The following code: #include <mmintrin.h> #include <immintrin.h> int fn(int x) { __m64 mm = _mm_set1_pi32(x); mm = _mm_packs_pi16(mm, mm); __m128i xmm = _mm_movpi64_epi64(mm); xmm = _mm_packs_epi16(xmm, xmm); return _mm_cvtsi128_si32(xmm); } Compiled with '-O2 -Wall -mavx2 -m32 -fomit-frame-pointer' produces: fn(int): sub esp, 20 vbroadcastss xmm0, dword ptr [esp + 24] # Cool idea, but not vmovlps qword ptr [esp + 8], xmm0 # in our context. movq mm0, qword ptr [esp + 8] # !!! packsswb mm0, mm0 movq qword ptr [esp], mm0 # These moves are vmovq xmm0, qword ptr [esp] # correct. vpacksswb xmm0, xmm0, xmm0 vmovd eax, xmm0 add esp, 20 ret I know that MMX is not used anymore, but I wonder why clang prefers a code-path that is one instruction longer and contains 2 memory accesses more than a more straightforward 'punpckldq'.

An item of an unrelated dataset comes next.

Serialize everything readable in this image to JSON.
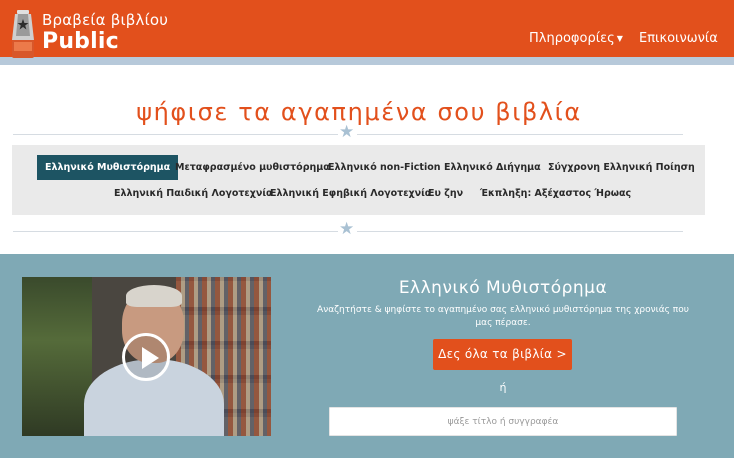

Probably easiest if we just redefine the _mm_set1_pi* intrinsics along the lines of: static __inline__ __m64 __DEFAULT_FN_ATTRS _mm_set1_pi32(int __i) { __m64 src = _mm_cvtsi32_si64(__i); return _mm_unpacklo_pi32(src, src); } static __inline__ __m64 __DEFAULT_FN_ATTRS _mm_set1_pi16(short __i) { __m64 src = _mm_cvtsi32_si64(__i); src = _mm_unpacklo_pi16(src, src); return _mm_unpacklo_pi32(src, src); } static __inline__ __m64 __DEFAULT_FN_ATTRS _mm_set1_pi8(char __i) { __m64 src = _mm_cvtsi32_si64(__i); src = _mm_unpacklo_pi8(src, src); src = _mm_unpacklo_pi16(src, src); return _mm_unpacklo_pi32(src, src); } Craig - Any thoughts?
Instead of hacking the headers which would limit constant folding, I went for a DAG solution here: https://reviews.llvm.org/D43618 (and https://reviews.llvm.org/D43616)
rL327247
Thanks! I just checked it out and it works as expected.